By Bryan Smith, PE, Engineering Manager of Operations
As we define our new normal based on our COVID-19 experience, each of our perspectives will begin to shape healthcare design and preparedness for years to come. Our healthcare systems are already under a microscope and feel tremendous pressure from their communities to make changes to be more prepared, accommodate surges, and by the way, keep the cost down. Based on what we have learned so far, even though the data is still maturing, we can begin the discussion on planning and understanding the options.
In light of this pandemic, the lack of ability to isolate a surge volume of airborne disease patients is evident. So how do we accommodate that effectively and remain practical in facility construction as we move forward? The ability to convert from positive (or neutral) pressure to negative pressure seems the most promising option; however, it is not as straightforward and simple as one may think. Hospitals are generally designed neutral to positive pressure in patient-care areas, and similar to the human body the balance of a hospital’s infrastructure systems is essential to its function. Reversing the operation of parts and pieces can disrupt other areas with unintended consequences. Therefore, the implementation of negative pressure operations needs to be carefully evaluated comprehensively.
Increasing a facility’s complement of Airborne Infection Isolation (AII) rooms versus negative pressure patient rooms are two seemingly similar solutions with each posing varying levels of tradeoffs of risk and complexity of design. Each of these room types by definition ideally exhausts its airflow to the outside in a safe manner, and for new construction of AII rooms there are no exceptions but to exhaust this airflow. AII rooms additionally impose strict requirements over negative pressure with respect to pressure differential and significant air change rate requirements. Depending on the quantity of rooms desired, it may or may not be possible or energy efficient to maintain AII requirements year-round with the current infrastructure. Conditioning additional outside air to compensate for the increased exhaust required (Option #1) likely requires larger or supplemental HVAC equipment, additional chiller capacity, increased power feeds, and many additional components to make the selected configuration operational.
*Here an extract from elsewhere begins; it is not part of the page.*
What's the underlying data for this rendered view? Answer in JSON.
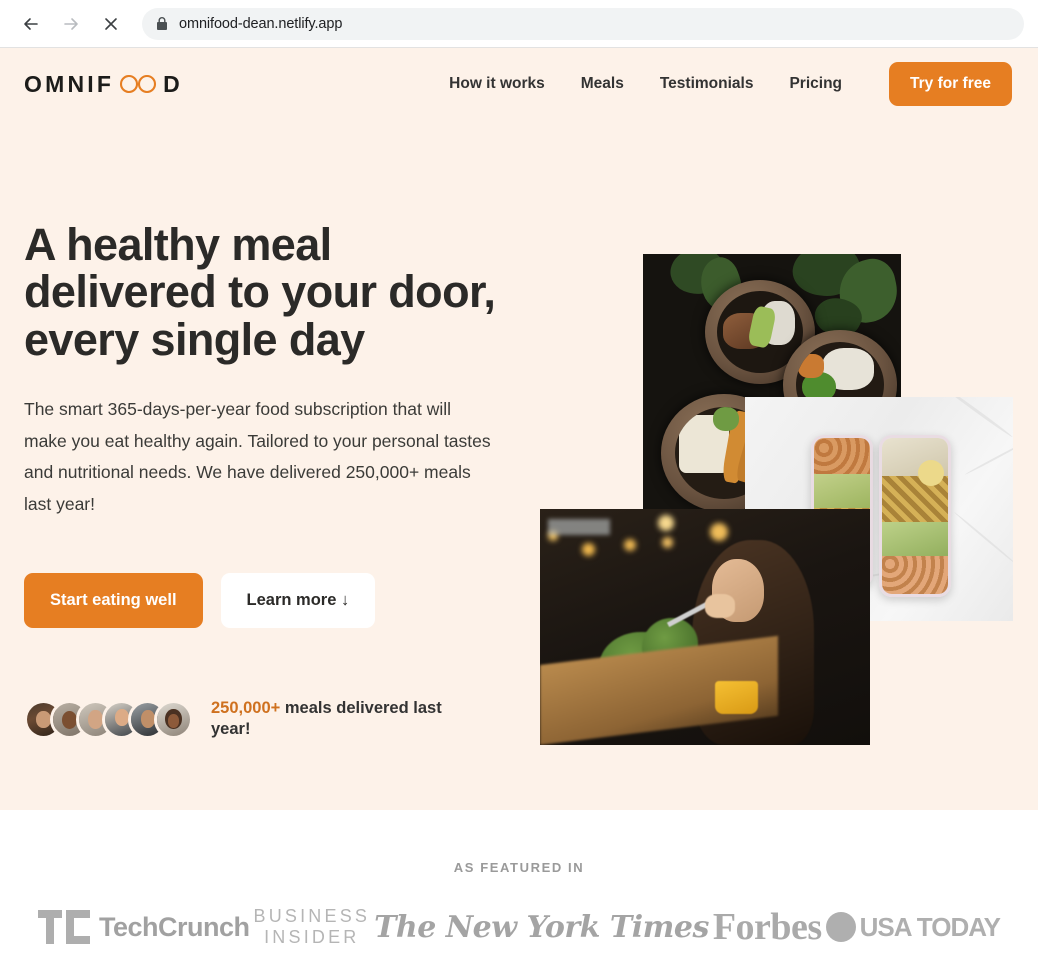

There are exceptions in the FGI Guidelines for renovations that allow recirculation through HEPA filtration as an (Option #2) if exhausting is not practical. Fan-powered HEPA filtration units can be used in these applications, tying into existing ductwork and BAS systems to achieve not only flexibility converting to negative pressure but AII-compliant air change rates. But it must be considered that while HEPA filtration is 99.97% effective, exhausting fugitive air is the most certain at the prevention of cross-contamination and reduces risk associated with maintenance/testing of HEPA filters effectiveness.
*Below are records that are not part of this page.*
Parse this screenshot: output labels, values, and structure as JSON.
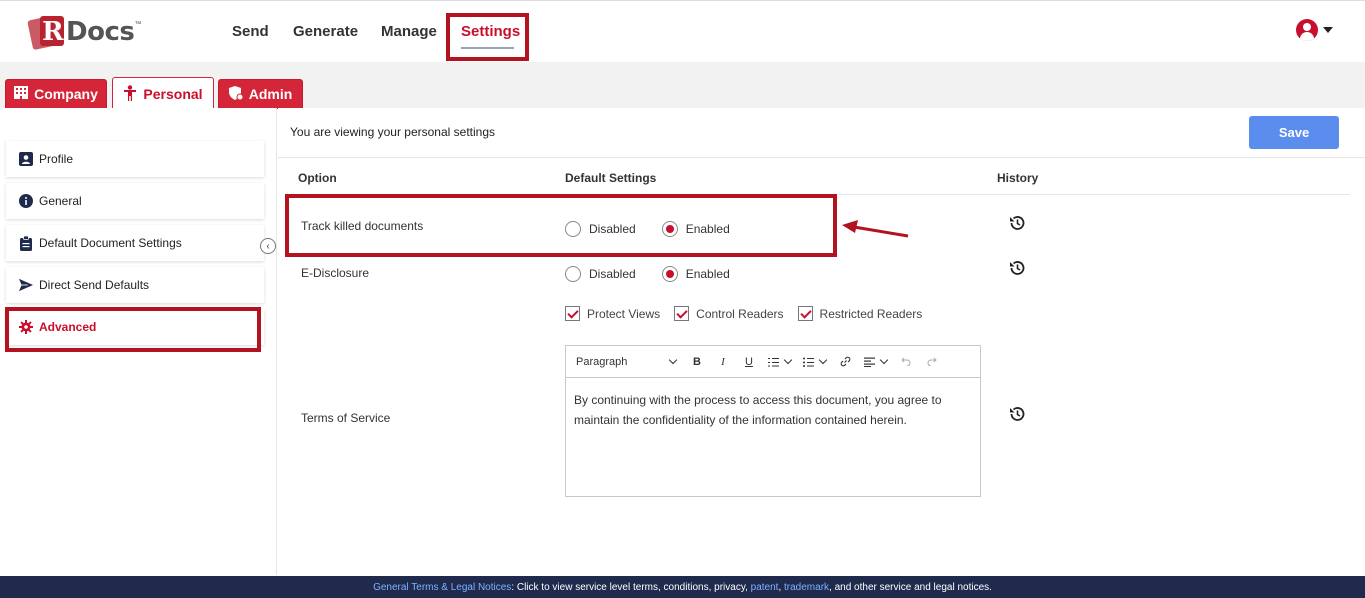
{
  "header": {
    "logo": {
      "letter": "R",
      "text": "Docs",
      "tm": "™"
    },
    "nav": [
      {
        "label": "Send"
      },
      {
        "label": "Generate"
      },
      {
        "label": "Manage"
      },
      {
        "label": "Settings",
        "active": true
      }
    ],
    "user_icon": "user-circle-icon"
  },
  "tabs": [
    {
      "label": "Company",
      "icon": "building-icon"
    },
    {
      "label": "Personal",
      "icon": "person-icon",
      "active": true
    },
    {
      "label": "Admin",
      "icon": "shield-icon"
    }
  ],
  "sidebar": {
    "items": [
      {
        "label": "Profile",
        "icon": "profile-card-icon"
      },
      {
        "label": "General",
        "icon": "info-icon"
      },
      {
        "label": "Default Document Settings",
        "icon": "clipboard-icon"
      },
      {
        "label": "Direct Send Defaults",
        "icon": "send-icon"
      },
      {
        "label": "Advanced",
        "icon": "gear-icon",
        "active": true
      }
    ]
  },
  "main": {
    "title": "You are viewing your personal settings",
    "save_label": "Save",
    "columns": {
      "option": "Option",
      "default": "Default Settings",
      "history": "History"
    },
    "rows": [
      {
        "label": "Track killed documents",
        "options": [
          "Disabled",
          "Enabled"
        ],
        "selected": "Enabled"
      },
      {
        "label": "E-Disclosure",
        "options": [
          "Disabled",
          "Enabled"
        ],
        "selected": "Enabled"
      }
    ],
    "checkboxes": [
      {
        "label": "Protect Views",
        "checked": true
      },
      {
        "label": "Control Readers",
        "checked": true
      },
      {
        "label": "Restricted Readers",
        "checked": true
      }
    ],
    "terms": {
      "label": "Terms of Service",
      "toolbar": {
        "paragraph": "Paragraph",
        "bold": "B",
        "italic": "I",
        "underline": "U"
      },
      "body": "By continuing with the process to access this document, you agree to maintain the confidentiality of the information contained herein."
    }
  },
  "footer": {
    "link1": "General Terms & Legal Notices",
    "text1": ": Click to view service level terms, conditions, privacy, ",
    "link2": "patent",
    "sep": ", ",
    "link3": "trademark",
    "text2": ", and other service and legal notices."
  },
  "colors": {
    "brand_red": "#c8102e",
    "save_blue": "#5b8def",
    "footer_navy": "#1f2a4d",
    "highlight_box": "#b3121f"
  }
}
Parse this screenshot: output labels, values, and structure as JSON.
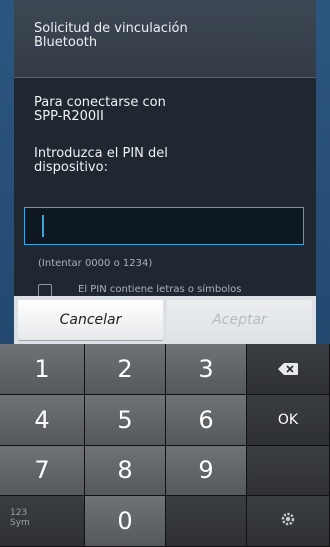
{
  "dialog": {
    "title": "Solicitud de vinculación\nBluetooth",
    "message_line": "Para conectarse con\nSPP-R200II",
    "pin_prompt": "Introduzca el PIN del\ndispositivo:",
    "pin_value": "",
    "hint": "(Intentar 0000 o 1234)",
    "checkbox_label": "El PIN contiene letras o símbolos"
  },
  "buttons": {
    "cancel": "Cancelar",
    "accept": "Aceptar"
  },
  "keyboard": {
    "keys": [
      "1",
      "2",
      "3",
      "4",
      "5",
      "6",
      "7",
      "8",
      "9",
      "0"
    ],
    "ok": "OK",
    "sym_label": "123\nSym"
  }
}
Hospital areas with the ability to exhaust air directly outside, via accessible exterior walls or pathways for additional exhaust ductwork, can pursue an option of HEPA filtration and partial exhaust as option #3. Exhaust in these spaces can be maximized to the extent the existing HVAC system can absorb the load and HEPA filtration units. Each of these HVAC options is not absolute and, depending on the quantity of rooms determined, operational requirements and existing conditions may require variation. It is also important to note that with any configuration additional measures can be incorporated to increase sanitation: UV light, vaporized hydrogen peroxide, bipolar ionization, or simply maintaining proper humidity levels (40%-60% RH).
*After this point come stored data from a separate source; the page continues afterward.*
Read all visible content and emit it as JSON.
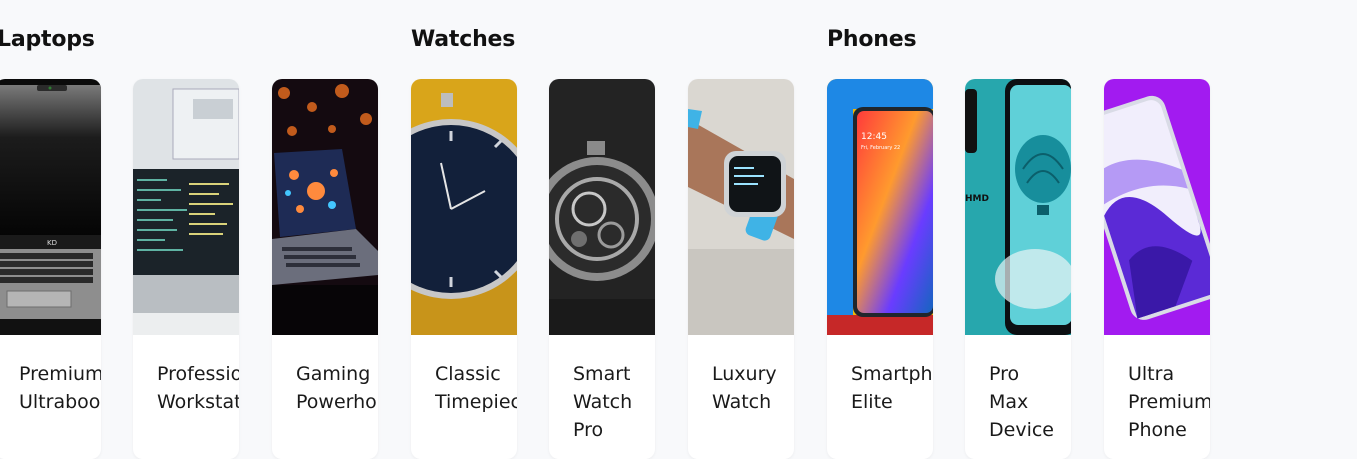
{
  "sections": [
    {
      "title": "Laptops",
      "products": [
        {
          "name": "Premium\nUltrabook",
          "image": "laptop-black-image"
        },
        {
          "name": "Professional\nWorkstation",
          "image": "laptop-code-image"
        },
        {
          "name": "Gaming\nPowerhouse",
          "image": "laptop-gaming-image"
        }
      ]
    },
    {
      "title": "Watches",
      "products": [
        {
          "name": "Classic\nTimepiece",
          "image": "watch-classic-image"
        },
        {
          "name": "Smart\nWatch\nPro",
          "image": "watch-skeleton-image"
        },
        {
          "name": "Luxury\nWatch",
          "image": "watch-smart-image"
        }
      ]
    },
    {
      "title": "Phones",
      "products": [
        {
          "name": "Smartphone\nElite",
          "image": "phone-samsung-image"
        },
        {
          "name": "Pro\nMax\nDevice",
          "image": "phone-teal-image"
        },
        {
          "name": "Ultra\nPremium\nPhone",
          "image": "phone-purple-image"
        }
      ]
    }
  ]
}
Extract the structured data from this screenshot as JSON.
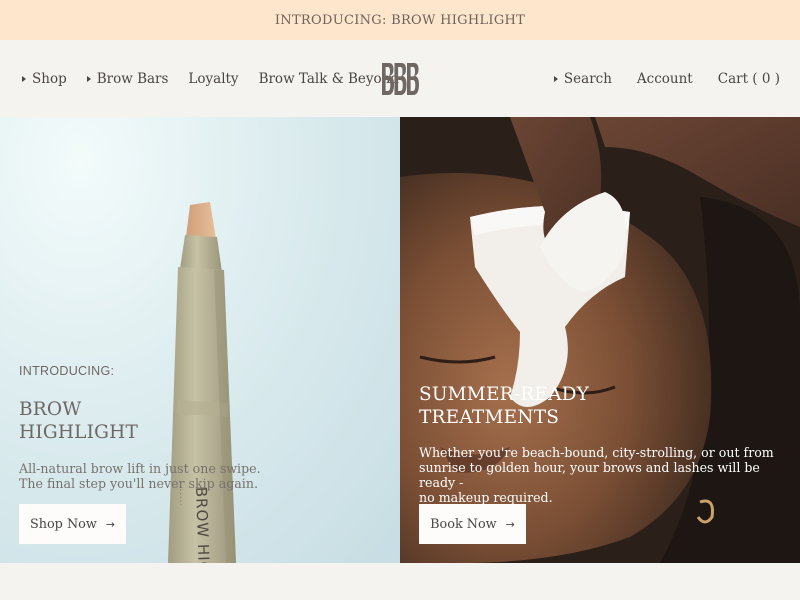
{
  "announcement": {
    "text": "INTRODUCING: BROW HIGHLIGHT"
  },
  "nav": {
    "left": [
      {
        "label": "Shop",
        "has_caret": true
      },
      {
        "label": "Brow Bars",
        "has_caret": true
      },
      {
        "label": "Loyalty",
        "has_caret": false
      },
      {
        "label": "Brow Talk & Beyond",
        "has_caret": false
      }
    ],
    "right": {
      "search": "Search",
      "account": "Account",
      "cart": "Cart ( 0 )"
    }
  },
  "hero": {
    "left": {
      "eyebrow": "INTRODUCING:",
      "title_line1": "BROW",
      "title_line2": "HIGHLIGHT",
      "body_line1": "All-natural brow lift in just one swipe.",
      "body_line2": "The final step you'll never skip again.",
      "cta": "Shop Now",
      "product_text": "BROW HIG"
    },
    "right": {
      "title_line1": "SUMMER-READY",
      "title_line2": "TREATMENTS",
      "body_line1": "Whether you're beach-bound, city-strolling, or out from",
      "body_line2": "sunrise to golden hour, your brows and lashes will be ready -",
      "body_line3": "no makeup required.",
      "cta": "Book Now"
    }
  },
  "colors": {
    "announcement_bg": "#fde6cc",
    "page_bg": "#f5f3f0",
    "text": "#4a4542",
    "button_bg": "#fdfcfa"
  },
  "icons": {
    "arrow": "arrow-right-icon",
    "caret": "caret-right-icon"
  }
}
Based on what we have learned from COVID-19 and until healthcare systems perform risk assessments with this new data to determine their calculated position, it is unclear what exactly the best solutions may be. Prior to COVID-19 our experience informed us that our AII room ratios were relatively sufficient for normal operations. However, these ratios are insufficient when responding to a pandemic. Solutions to address future airborne infections range based on a hospital’s threshold for risk in normal operation as well as during an event such as a pandemic.
An impractical solution would be renovating or building numerous additional AII-compliant rooms that will be unnecessary during normal operation. These rooms would incur additional capital and operating expenses during normal operation.
A more practical solution would be renovating or modifying for flexible operation, both observation rooms and an identified patient unit for infectious control. Normally they would operate at neutral or positive pressure until required. An observation room would be the first line of defense; if a patient is suspected of airborne infection risk. Then as needed the room could be converted to increase HEPA recirculation and become negative. A patient unit could have similar functionality for all the rooms until called upon. To a lesser degree, a quantity of AII rooms could be added as well, but the option would depend on the Infection Control Risk Assessment (ICRA) of the facility and the existing system servicing the space.
Design and engineering solutions are vital for addressing and treating patient surges during a pandemic. But as part of the risk assessment, hospitals need to evaluate protocols for normal and pandemic operation, including the separation of patients, triage, patient transportation, and the supply chain.